Law 31/1990 on trade companies (the Company Law) has seen a chain of amendments recently, the last being made after only six months after the previous one. Government Emergency Ordinance 82/2007 (the Amending Ordinance), published in the Official Gazette on June 29 2007, was adopted to fill in some gaps and eliminate ambiguities in the Company Law.
The Amending Ordinance states that the Company Law provisions related to the administration of joint stock companies do not apply to limited liability companies (LLCs), regardless of whether or not the LLCs are under an auditing obligation.
This clarification sheds some light on the controversy whether the prohibition for administrators/ directors to conclude both a mandate and an employment contract applies solely to joint stock companies or to both joint stock and LLCs. Following this provision, the conclusion would be that the administrator/director of an LLC could combine the mandate and the employment contract. Concerning joint stock companies, the prohibition for administrators/directors to also conclude employment contracts with the company they manage is maintained. However, the Amending Ordinance clarifies that the directors' remuneration received on the basis of their management contract is considered a salary income from a fiscal point of view and taxed accordingly.
Through this amendment, it also clarified that the administrators of an LLC may represent the respective entity shareholders in a general meeting of shareholders resolution, which is prohibited in case of joint stock companies.
For both companies, the list of those prevented from holding the positions of administrator, founder, director, or member of the administration council has been expanded to include persons condemned with criminal offences related to money laundering and financing acts of terrorism.
Increase of LLC share capital
The Amending Ordinance stipulates that an LLC may increase its share capital using the same methods and sources provided for joint stock companies. This provision ends a long scholarly debate regarding the possibility of increasing the share capital of an LLC by compensation of the liquid and due receivables against the relevant LLC with its shares. This is clearly allowed under the new provisions.
The change of the internal auditor in joint stock companies does not have to be registered with the Trade Register. However, the obligation is maintained for censors and financial auditors.
The act of not submitting the decisions of the general meeting of shareholders in joint stock companies with the Trade Register within 15 days is considered a civil offence and is liable for fines ranging from L5,000 to L10,000 ($2,200 to $4,400).
Under the Amending Ordinance it is no longer a criminal offence for a shareholder (the legal entity that has founded the relevant entity) to take a loan from the entity it controls, or which has control over it.
The Amending Ordinance gives joint stock companies six months to conform to the previous amendments dated December 2006 and the present amendments.
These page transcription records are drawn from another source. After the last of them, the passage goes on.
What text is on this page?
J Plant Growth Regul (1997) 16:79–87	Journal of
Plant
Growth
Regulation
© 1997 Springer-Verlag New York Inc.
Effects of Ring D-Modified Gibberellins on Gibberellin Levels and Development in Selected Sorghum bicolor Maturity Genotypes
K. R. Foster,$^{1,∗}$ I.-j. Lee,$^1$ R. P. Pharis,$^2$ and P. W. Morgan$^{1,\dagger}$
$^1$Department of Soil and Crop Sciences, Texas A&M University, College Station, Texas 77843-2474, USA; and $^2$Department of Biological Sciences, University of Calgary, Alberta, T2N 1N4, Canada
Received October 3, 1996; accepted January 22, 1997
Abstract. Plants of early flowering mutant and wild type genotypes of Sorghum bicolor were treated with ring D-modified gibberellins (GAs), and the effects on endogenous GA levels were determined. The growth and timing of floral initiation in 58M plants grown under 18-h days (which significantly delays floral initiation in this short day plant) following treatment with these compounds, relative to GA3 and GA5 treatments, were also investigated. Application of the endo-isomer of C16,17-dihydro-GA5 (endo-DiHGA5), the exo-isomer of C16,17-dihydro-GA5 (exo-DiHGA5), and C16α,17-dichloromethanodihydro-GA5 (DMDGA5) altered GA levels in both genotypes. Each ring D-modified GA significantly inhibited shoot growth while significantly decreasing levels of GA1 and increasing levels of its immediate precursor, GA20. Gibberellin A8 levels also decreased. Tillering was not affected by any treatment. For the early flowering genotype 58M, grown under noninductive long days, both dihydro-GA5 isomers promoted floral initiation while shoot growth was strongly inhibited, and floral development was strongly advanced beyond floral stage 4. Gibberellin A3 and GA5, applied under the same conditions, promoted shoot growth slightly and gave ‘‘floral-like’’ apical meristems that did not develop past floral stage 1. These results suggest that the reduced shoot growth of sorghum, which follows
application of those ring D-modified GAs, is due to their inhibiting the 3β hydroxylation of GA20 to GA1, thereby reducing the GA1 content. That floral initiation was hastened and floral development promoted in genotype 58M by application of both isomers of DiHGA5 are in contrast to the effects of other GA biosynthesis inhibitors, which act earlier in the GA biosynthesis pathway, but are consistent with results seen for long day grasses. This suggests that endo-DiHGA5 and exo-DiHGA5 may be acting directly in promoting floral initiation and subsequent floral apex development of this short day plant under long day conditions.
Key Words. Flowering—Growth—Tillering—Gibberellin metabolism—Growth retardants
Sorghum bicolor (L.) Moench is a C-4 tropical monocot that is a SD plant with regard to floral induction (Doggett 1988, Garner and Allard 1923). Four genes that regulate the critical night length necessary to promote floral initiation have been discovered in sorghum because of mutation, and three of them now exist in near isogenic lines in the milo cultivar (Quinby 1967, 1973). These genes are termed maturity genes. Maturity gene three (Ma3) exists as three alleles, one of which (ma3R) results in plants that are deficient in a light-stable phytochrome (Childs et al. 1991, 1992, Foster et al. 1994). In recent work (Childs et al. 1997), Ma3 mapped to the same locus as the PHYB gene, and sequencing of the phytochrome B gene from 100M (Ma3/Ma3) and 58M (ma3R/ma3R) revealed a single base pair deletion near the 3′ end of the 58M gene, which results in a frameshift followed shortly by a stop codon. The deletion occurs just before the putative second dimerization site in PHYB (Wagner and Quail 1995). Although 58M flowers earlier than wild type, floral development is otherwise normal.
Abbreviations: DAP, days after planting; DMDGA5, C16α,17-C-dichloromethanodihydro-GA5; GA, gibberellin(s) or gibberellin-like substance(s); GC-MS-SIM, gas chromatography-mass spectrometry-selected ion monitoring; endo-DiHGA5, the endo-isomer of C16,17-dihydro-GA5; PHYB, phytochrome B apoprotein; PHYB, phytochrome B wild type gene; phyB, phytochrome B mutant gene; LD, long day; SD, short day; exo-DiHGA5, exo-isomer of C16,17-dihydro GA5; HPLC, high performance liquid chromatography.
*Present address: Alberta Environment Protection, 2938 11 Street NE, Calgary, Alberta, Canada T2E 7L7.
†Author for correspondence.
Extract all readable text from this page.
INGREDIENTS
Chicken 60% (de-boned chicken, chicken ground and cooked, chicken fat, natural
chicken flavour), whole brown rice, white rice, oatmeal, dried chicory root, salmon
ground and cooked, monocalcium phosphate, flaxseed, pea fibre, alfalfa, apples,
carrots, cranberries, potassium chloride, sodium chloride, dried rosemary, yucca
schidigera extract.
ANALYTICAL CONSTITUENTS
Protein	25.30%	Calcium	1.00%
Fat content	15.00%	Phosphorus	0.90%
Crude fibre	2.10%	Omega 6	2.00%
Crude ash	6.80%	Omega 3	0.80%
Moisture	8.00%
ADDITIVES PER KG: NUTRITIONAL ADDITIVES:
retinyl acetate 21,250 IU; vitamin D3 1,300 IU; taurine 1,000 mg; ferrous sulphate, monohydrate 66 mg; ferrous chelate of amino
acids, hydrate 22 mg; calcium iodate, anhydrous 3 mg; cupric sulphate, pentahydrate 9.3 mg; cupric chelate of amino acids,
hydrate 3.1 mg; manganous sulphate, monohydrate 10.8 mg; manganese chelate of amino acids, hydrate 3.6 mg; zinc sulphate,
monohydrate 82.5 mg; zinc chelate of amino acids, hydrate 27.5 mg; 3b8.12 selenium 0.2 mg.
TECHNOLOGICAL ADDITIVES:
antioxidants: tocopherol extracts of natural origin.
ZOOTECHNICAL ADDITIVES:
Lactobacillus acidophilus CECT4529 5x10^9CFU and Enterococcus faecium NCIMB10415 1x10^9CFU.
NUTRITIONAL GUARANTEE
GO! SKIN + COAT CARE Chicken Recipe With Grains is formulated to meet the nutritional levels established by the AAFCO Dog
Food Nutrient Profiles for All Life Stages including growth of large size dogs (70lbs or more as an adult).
The amendment has rendered directors/administrators' employment contracts invalid. Derogating from the provisions of the Labour Code (which does not provide for this termination situation), employment contracts concluded before the date the Amending Ordinance entered into force cease to be valid from that date. The situation is similar for those who accept the mandate of director/administrator after the date the Amending Ordinance entered into force. In this case the employment contracts will cease on the date the mandate is accepted.
Although not as substantial as the previous amendments of December 2006, the Amending Ordinance does clarify the distinction in the legal regime between LLCs and joint stock companies, and underlines more precisely that the regime for LLCs is more permissive than that for joint stock companies.